既に染め上がって現在は仕立に廻っていますが、その最も重要な背中の部分だけ写真に撮ったのでご覧下さい。
染屋の独り言Ⅱ-初着:桜に玩具兎
着物は普通反物二枚で後身頃になりますが、初着は小さいので一枚で後身頃となります。
以前は仕立を数こなして居られる初着専門問屋さんに依頼していましたが昨年廃業、仕方なしにこちらで仕立をする事にしました。
すると仕立を安く上げるシステムが出来ていたので、こちらが直接仕立をしても敵わない価格であった事が判明。
胴裏や下着に使う生地は同じ正絹でも安価なものだったかも。
世代を超えて使って頂くのには矢張り最高級品を使いたいもの。
厳選して仕立に回しました。

初着を誂えるとは確かに贅沢。
出来上がりの価格は十万円を少し上回りますが、オンリーワンのオール手描きの初着、下着も含めて一級の正絹生地、仕立も京縫いです。
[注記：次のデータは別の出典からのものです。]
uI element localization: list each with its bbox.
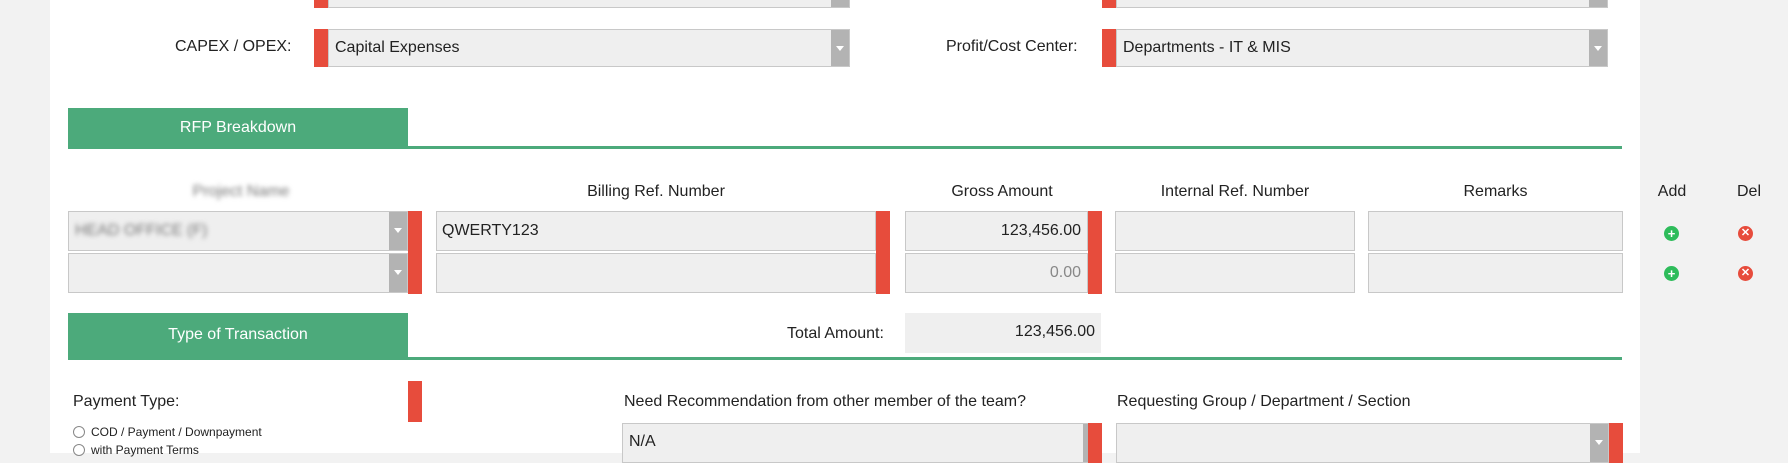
required-marker	[1102, 0, 1116, 8]
column-header-project: Project Name	[192, 183, 290, 200]
required-marker	[1088, 211, 1102, 294]
column-header-gross: Gross Amount	[951, 183, 1053, 200]
profit-cost-center-label: Profit/Cost Center:	[946, 38, 1078, 55]
capex-opex-value: Capital Expenses	[335, 39, 460, 56]
profit-cost-center-value: Departments - IT & MIS	[1123, 39, 1291, 56]
section-divider	[68, 146, 1622, 149]
billing-ref-input[interactable]	[436, 253, 876, 293]
billing-ref-input[interactable]: QWERTY123	[436, 211, 876, 251]
required-marker	[1102, 29, 1116, 67]
chevron-down-icon	[831, 0, 849, 7]
recommendation-value: N/A	[629, 433, 656, 450]
payment-option-label: COD / Payment / Downpayment	[91, 425, 262, 439]
required-marker	[408, 381, 422, 422]
payment-option-radio[interactable]	[73, 426, 85, 438]
type-of-transaction-tab: Type of Transaction	[68, 313, 408, 357]
delete-row-icon[interactable]: ✕	[1738, 266, 1753, 281]
payment-type-label: Payment Type:	[73, 393, 180, 410]
total-amount-field: 123,456.00	[905, 313, 1101, 353]
required-marker	[876, 211, 890, 294]
remarks-input[interactable]	[1368, 211, 1623, 251]
required-marker	[1088, 423, 1102, 463]
column-header-add: Add	[1657, 183, 1687, 200]
chevron-down-icon	[389, 212, 407, 250]
add-row-icon[interactable]: +	[1664, 226, 1679, 241]
section-divider	[68, 357, 1622, 360]
chevron-down-icon	[1590, 424, 1608, 462]
chevron-down-icon	[1589, 0, 1607, 7]
capex-opex-select[interactable]: Capital Expenses	[328, 29, 850, 67]
add-row-icon[interactable]: +	[1664, 266, 1679, 281]
capex-opex-label: CAPEX / OPEX:	[175, 38, 292, 55]
remarks-input[interactable]	[1368, 253, 1623, 293]
top-left-select[interactable]	[328, 0, 850, 8]
total-amount-label: Total Amount:	[787, 325, 884, 342]
gross-amount-input[interactable]: 0.00	[905, 253, 1088, 293]
requesting-group-label: Requesting Group / Department / Section	[1117, 393, 1411, 410]
internal-ref-input[interactable]	[1115, 253, 1355, 293]
project-select[interactable]	[68, 253, 408, 293]
recommendation-label: Need Recommendation from other member of…	[624, 393, 1026, 410]
delete-row-icon[interactable]: ✕	[1738, 226, 1753, 241]
column-header-remarks: Remarks	[1463, 183, 1528, 200]
chevron-down-icon	[1589, 30, 1607, 66]
column-header-internal: Internal Ref. Number	[1160, 183, 1310, 200]
required-marker	[408, 211, 422, 294]
recommendation-select[interactable]: N/A	[622, 423, 1102, 463]
chevron-down-icon	[831, 30, 849, 66]
gross-amount-input[interactable]: 123,456.00	[905, 211, 1088, 251]
internal-ref-input[interactable]	[1115, 211, 1355, 251]
profit-cost-center-select[interactable]: Departments - IT & MIS	[1116, 29, 1608, 67]
requesting-group-select[interactable]	[1116, 423, 1609, 463]
column-header-billing: Billing Ref. Number	[587, 183, 725, 200]
column-header-del: Del	[1736, 183, 1761, 200]
rfp-breakdown-tab: RFP Breakdown	[68, 108, 408, 148]
required-marker	[314, 29, 328, 67]
project-value: HEAD OFFICE (F)	[75, 222, 208, 239]
payment-option-radio[interactable]	[73, 444, 85, 456]
required-marker	[1609, 423, 1623, 463]
payment-option-label: with Payment Terms	[91, 443, 199, 457]
required-marker	[314, 0, 328, 8]
top-right-select[interactable]	[1116, 0, 1608, 8]
project-select[interactable]: HEAD OFFICE (F)	[68, 211, 408, 251]
chevron-down-icon	[389, 254, 407, 292]
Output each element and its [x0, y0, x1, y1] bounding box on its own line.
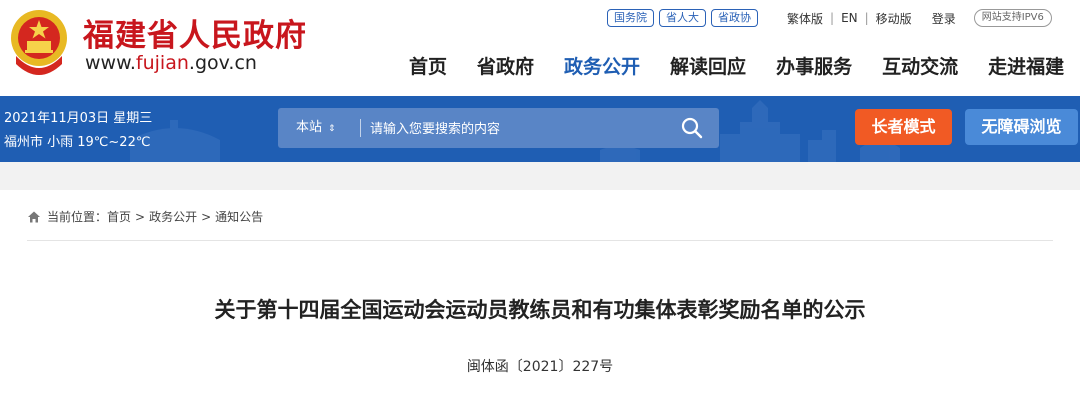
site-url-highlight: fujian: [135, 52, 189, 74]
nav-services[interactable]: 办事服务: [776, 52, 852, 79]
nav-interaction[interactable]: 互动交流: [882, 52, 958, 79]
nav-government-affairs[interactable]: 政务公开: [564, 52, 640, 79]
breadcrumb-separator: >: [201, 209, 212, 224]
national-emblem-icon: [11, 10, 67, 75]
divider: |: [864, 11, 869, 25]
nav-about-fujian[interactable]: 走进福建: [988, 52, 1064, 79]
elder-mode-button[interactable]: 长者模式: [855, 109, 952, 145]
weather-info: 福州市 小雨 19℃~22℃: [4, 135, 151, 150]
link-traditional-chinese[interactable]: 繁体版: [787, 10, 823, 27]
search-scope-label: 本站: [296, 120, 323, 135]
main-nav: 首页 省政府 政务公开 解读回应 办事服务 互动交流 走进福建: [409, 52, 1064, 79]
main-content: 当前位置： 首页 > 政务公开 > 通知公告 关于第十四届全国运动会运动员教练员…: [0, 190, 1080, 407]
search-icon[interactable]: [678, 114, 706, 142]
breadcrumb-prefix: 当前位置：: [47, 210, 108, 224]
nav-home[interactable]: 首页: [409, 52, 447, 79]
breadcrumb-separator: >: [135, 209, 146, 224]
document-title: 关于第十四届全国运动会运动员教练员和有功集体表彰奖励名单的公示: [214, 298, 866, 322]
link-provincial-cppcc[interactable]: 省政协: [711, 9, 758, 27]
search-scope-select[interactable]: 本站 ⇕: [296, 108, 336, 148]
breadcrumb-home[interactable]: 首页: [107, 208, 131, 225]
search-input[interactable]: [368, 113, 672, 145]
breadcrumb-government-affairs[interactable]: 政务公开: [149, 208, 197, 225]
breadcrumb-notices[interactable]: 通知公告: [215, 208, 263, 225]
ipv6-badge[interactable]: 网站支持IPV6: [973, 9, 1052, 27]
site-url-suffix: .gov.cn: [188, 52, 257, 74]
site-url: www.fujian.gov.cn: [85, 52, 257, 74]
updown-arrows-icon: ⇕: [328, 124, 336, 134]
nav-interpretation[interactable]: 解读回应: [670, 52, 746, 79]
home-icon: [28, 211, 40, 222]
accessibility-button[interactable]: 无障碍浏览: [965, 109, 1078, 145]
breadcrumb: 当前位置： 首页 > 政务公开 > 通知公告: [27, 208, 263, 225]
divider: |: [830, 11, 835, 25]
nav-provincial-government[interactable]: 省政府: [477, 52, 534, 79]
search-banner: 2021年11月03日 星期三 福州市 小雨 19℃~22℃ 本站⇕ 长者模式 …: [0, 96, 1080, 162]
document-number: 闽体函〔2021〕227号: [466, 359, 614, 375]
site-url-prefix: www.: [85, 52, 136, 74]
divider: [360, 119, 361, 137]
search-box: 本站 ⇕: [278, 108, 719, 148]
link-english[interactable]: EN: [841, 11, 858, 25]
current-date: 2021年11月03日 星期三: [4, 111, 153, 126]
link-mobile[interactable]: 移动版: [876, 10, 912, 27]
site-header: 福建省人民政府 www.fujian.gov.cn 国务院 省人大 省政协 繁体…: [0, 0, 1080, 96]
link-provincial-congress[interactable]: 省人大: [659, 9, 706, 27]
login-link[interactable]: 登录: [932, 10, 956, 27]
divider: [27, 240, 1053, 241]
site-title[interactable]: 福建省人民政府: [83, 10, 307, 55]
top-links-bar: 国务院 省人大 省政协 繁体版 | EN | 移动版 登录 网站支持IPV6: [607, 9, 1052, 27]
link-state-council[interactable]: 国务院: [607, 9, 654, 27]
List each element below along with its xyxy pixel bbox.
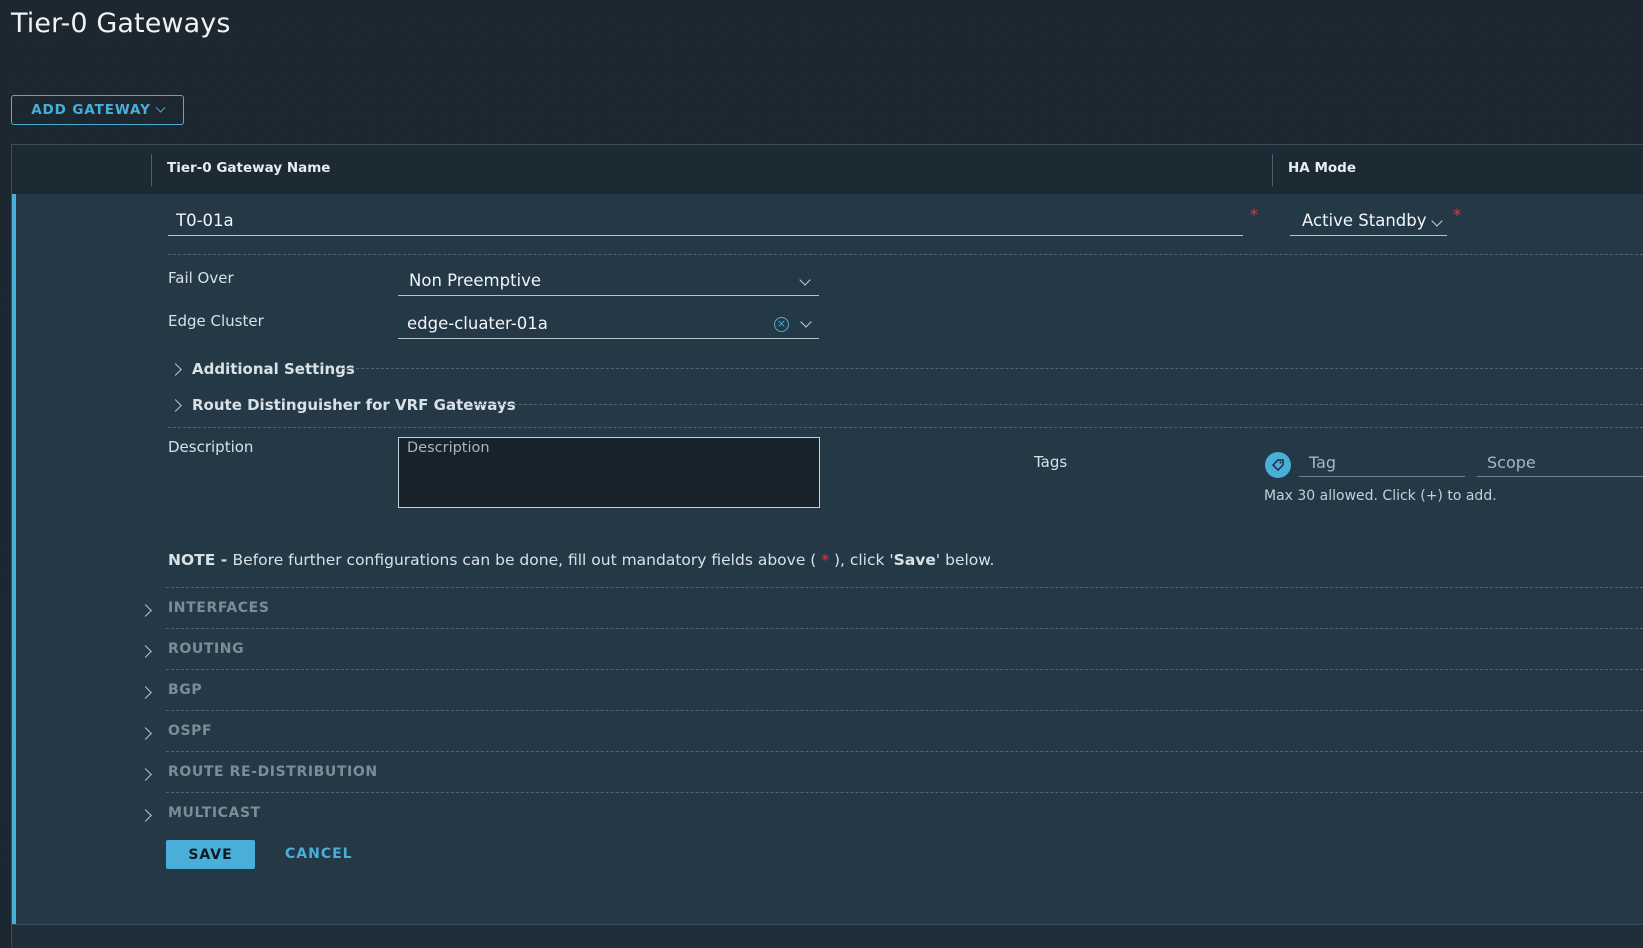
clear-icon[interactable]: × (774, 317, 789, 332)
divider (166, 751, 1643, 752)
chevron-right-icon[interactable] (139, 645, 152, 658)
scope-input[interactable]: Scope (1477, 452, 1643, 477)
chevron-right-icon[interactable] (139, 686, 152, 699)
fail-over-select[interactable]: Non Preemptive (398, 270, 819, 296)
edge-cluster-select[interactable]: edge-cluater-01a × (398, 313, 819, 339)
section-bgp[interactable]: BGP (168, 682, 202, 698)
tag-placeholder: Tag (1309, 453, 1337, 472)
scope-placeholder: Scope (1487, 453, 1536, 472)
tags-label: Tags (1034, 453, 1068, 471)
note-prefix: NOTE - (168, 551, 233, 569)
chevron-down-icon (155, 102, 166, 113)
required-marker: * (1250, 205, 1258, 224)
note-text-2: ), click ' (829, 551, 894, 569)
ha-mode-select[interactable]: Active Standby (1290, 211, 1447, 236)
note-required-star: * (821, 551, 830, 569)
gateways-grid: Tier-0 Gateway Name HA Mode T0-01a * Act… (11, 144, 1643, 948)
grid-footer (12, 924, 1643, 948)
note-text-1: Before further configurations can be don… (232, 551, 822, 569)
mandatory-note: NOTE - Before further configurations can… (168, 551, 994, 569)
note-text-3: ' below. (935, 551, 995, 569)
divider (166, 669, 1643, 670)
fail-over-value: Non Preemptive (409, 271, 542, 290)
chevron-down-icon (799, 274, 811, 286)
gateway-name-value: T0-01a (176, 211, 234, 230)
edge-cluster-label: Edge Cluster (168, 312, 264, 330)
page-title: Tier-0 Gateways (11, 8, 231, 39)
divider (166, 587, 1643, 588)
edge-cluster-value: edge-cluater-01a (407, 314, 548, 333)
route-distinguisher-toggle[interactable]: Route Distinguisher for VRF Gateways (192, 396, 516, 414)
gateway-edit-row: T0-01a * Active Standby * Fail Over Non … (12, 194, 1643, 924)
chevron-right-icon[interactable] (169, 363, 182, 376)
additional-settings-toggle[interactable]: Additional Settings (192, 360, 355, 378)
ha-mode-value: Active Standby (1302, 211, 1427, 230)
chevron-right-icon[interactable] (169, 399, 182, 412)
chevron-right-icon[interactable] (139, 809, 152, 822)
chevron-right-icon[interactable] (139, 727, 152, 740)
section-route-redistribution[interactable]: ROUTE RE-DISTRIBUTION (168, 764, 378, 780)
section-multicast[interactable]: MULTICAST (168, 805, 261, 821)
column-header-name[interactable]: Tier-0 Gateway Name (167, 160, 330, 176)
chevron-down-icon (800, 316, 812, 328)
fail-over-label: Fail Over (168, 269, 234, 287)
divider (168, 427, 1643, 428)
column-divider (151, 154, 152, 186)
description-label: Description (168, 438, 254, 456)
description-textarea[interactable]: Description (398, 437, 820, 508)
divider (166, 628, 1643, 629)
gateway-name-input[interactable]: T0-01a (168, 211, 1243, 236)
tag-icon[interactable] (1265, 452, 1291, 478)
grid-header: Tier-0 Gateway Name HA Mode (12, 145, 1643, 195)
divider (168, 254, 1643, 255)
divider (474, 404, 1643, 405)
column-divider (1272, 154, 1273, 186)
chevron-right-icon[interactable] (139, 604, 152, 617)
add-gateway-label: ADD GATEWAY (31, 102, 151, 118)
divider (166, 710, 1643, 711)
divider (166, 792, 1643, 793)
chevron-right-icon[interactable] (139, 768, 152, 781)
save-button[interactable]: SAVE (166, 840, 255, 869)
add-gateway-button[interactable]: ADD GATEWAY (11, 95, 184, 125)
required-marker: * (1453, 205, 1461, 224)
chevron-down-icon (1431, 215, 1443, 227)
description-placeholder: Description (407, 440, 490, 456)
section-ospf[interactable]: OSPF (168, 723, 212, 739)
tag-input[interactable]: Tag (1299, 452, 1465, 477)
cancel-button[interactable]: CANCEL (285, 846, 353, 862)
section-interfaces[interactable]: INTERFACES (168, 600, 270, 616)
column-header-ha-mode[interactable]: HA Mode (1288, 160, 1356, 176)
divider (341, 368, 1643, 369)
tags-hint: Max 30 allowed. Click (+) to add. (1264, 488, 1497, 504)
note-save-word: Save (893, 551, 936, 569)
section-routing[interactable]: ROUTING (168, 641, 244, 657)
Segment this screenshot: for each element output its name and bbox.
男の子と同様にレンタルを考えられるお母様もいらっしゃいますが、女の子は着飾ってこそ女の子、三つ詣りにも使える初着の最たるものがこの価格。

依頼主が着物を着用してお詣りされるとの事で、古着の染め替えも依頼されています。
お詣りの写真が頂けて公開が許されましたらご覧頂けるかも知れません。